O moleque tinha uma vontade que era diferente, algo que não via em outras pessoas que dava a cara a tapa no mundo da música havia tempos. Quando olhei pro demônio tão determinado em tocar aquela guitarra, tive a impressão de ter visto algo. Não tive certeza do que era, mas…

. . .

O cabelo azul. Essa foi a única coisa que vislumbrei. Por cima da feição do garoto, vi outra pessoa de relance, alguém que não gostaria de ver. Presenciar isso me deixou aflita; curiosa sobre algo que sempre me fez sofrer. Tentei buscar novamente aquela visão, mas logo fui interrompida.

— Marcy? Marcy?

Não tinha percebido, mas já estava encarando Liel havia um tempo. O demônio percebeu prontamente e parecia confuso com a maneira que olhava fixamente pra ele. Cocei um pouco os olhos e logo fui confrontada por Alex que me chamou anteriormente.

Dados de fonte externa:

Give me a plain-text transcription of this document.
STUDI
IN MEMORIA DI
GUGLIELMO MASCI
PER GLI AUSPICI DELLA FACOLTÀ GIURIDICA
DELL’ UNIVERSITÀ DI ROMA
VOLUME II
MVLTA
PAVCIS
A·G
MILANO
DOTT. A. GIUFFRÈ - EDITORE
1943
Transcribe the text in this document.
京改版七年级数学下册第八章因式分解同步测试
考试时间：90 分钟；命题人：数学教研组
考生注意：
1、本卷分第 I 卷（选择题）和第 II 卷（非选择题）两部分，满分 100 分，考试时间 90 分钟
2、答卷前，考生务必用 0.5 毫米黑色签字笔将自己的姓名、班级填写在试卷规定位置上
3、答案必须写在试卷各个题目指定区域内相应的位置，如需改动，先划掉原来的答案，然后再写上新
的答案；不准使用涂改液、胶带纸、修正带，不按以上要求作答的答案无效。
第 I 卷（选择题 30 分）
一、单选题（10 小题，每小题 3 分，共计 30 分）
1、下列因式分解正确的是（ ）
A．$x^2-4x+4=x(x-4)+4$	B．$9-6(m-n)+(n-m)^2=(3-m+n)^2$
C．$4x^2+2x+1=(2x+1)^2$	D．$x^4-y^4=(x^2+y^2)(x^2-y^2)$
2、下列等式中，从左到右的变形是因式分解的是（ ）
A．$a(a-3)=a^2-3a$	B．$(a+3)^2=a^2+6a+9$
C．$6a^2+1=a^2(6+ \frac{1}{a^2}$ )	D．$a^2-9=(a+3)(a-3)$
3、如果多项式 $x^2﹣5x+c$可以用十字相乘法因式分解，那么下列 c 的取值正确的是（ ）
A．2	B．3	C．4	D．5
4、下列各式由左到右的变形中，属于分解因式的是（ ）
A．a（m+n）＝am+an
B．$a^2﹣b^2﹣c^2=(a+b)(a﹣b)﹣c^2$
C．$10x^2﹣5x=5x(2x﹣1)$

— Alô!? Câmbio? — Ele passou a mão em frente aos meus olhos, tentando chamar a minha atenção. — Uf, sabia que não devia ter devolvido a maldita guitarra. Você ficou toda nostálgica.

— Vai a merda, cara. — Tirei a mão dele da frente. — Isso não tem nada haver com o que você disse.

Dizer isso não adiantou de nada, pois era óbvio que não acreditaria em mim, ainda mais pela minha cara de peixe morto. No meio daquele climão que ficou entre eu e o pessoal que estava próximo, o loiro tirou a guitarra de perto de mim e a guardou de volta no case, a deixando no canto do cômodo. Após isso, ele chamou a atenção de todos os integrantes da banda, dizendo:

— Certo, pessoal. Viemos pra ensaiar, então vamos tocar alguma coisa.

Todos os membros do grupo logo se animaram e foram para cima do palco ajeitar seus instrumentos, como se nada tivesse acontecido. Quando Spencer, Cassidy e Leonhart terminaram os últimos ajustes, eles foram para suas respectivas posições e começaram a discutir sobre o que iam tocar.

Nesse meio tempo, eu e o Liel ficamos sentados no sofá. Aspen e Alex foram observar o ensaio de outro ponto do cômodo e não pareciam incomodados com a situação de agora pouco. Isso não se aplicava a mim, e logo percebi que o demônio também estava incluso nisso.

Assim como ele, eu estava confusa. Não pelos mesmos motivos, mas não conseguia ter uma resposta do porquê aquela pessoa veio em mente quando vi o garoto tocando guitarra. Talvez pelo estilo ou pelos traços do rosto, esses dois se pareçam? Não! Sem chances. A conclusão que consigo chegar é que algo me fez lembrar dela, mesmo que eles sejam tão diferentes um do outro.